Fall 2025 · Design Research Methods · Community SolutionsUC Black History Tour
This semester, we used human-centered design and community input to imagine an unapolagetic, accessible, and interactive on-campus version of the UC Black History digital tour.
The Digital Tour
We started by reviewing the tour’s 22 stops and quickly realized we’d only have time to properly design one of them by the end of the semester.
The stops ranged from stories of police brutality and harmful actions by UC students or administrators, to the achievements of notable Black students and staff.
We began by identifying white supremacy as our broad problem space, then progressively narrowed it into a problem frame, a focused statement, and ultimately a realistic, actionable project definition.

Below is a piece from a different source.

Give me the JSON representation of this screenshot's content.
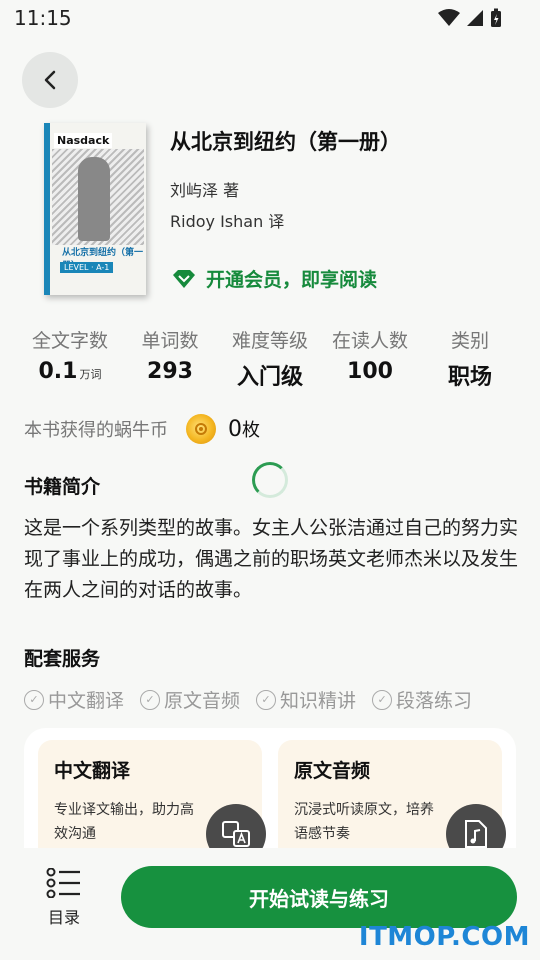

We also defined design criteria to help us measure success.
Sam DuBose + The Irate 8
We chose to focus on stop 20, which shone light on Samuel DuBose’s murder by UC policeman, as well as the student activist group that formed shortly afterwards; the Irate 8.
UC currently has a small concrete bench dedicated to Sam DuBose within the trees of Campus Green; however, it is difficult to find, easy to overlook, and provides no information about his life or unjust death.
My project partner and I both agreed that a memorial that lacks context, humanization, and information, was performative and unhelpful. We decided to design something more prominent and accessible.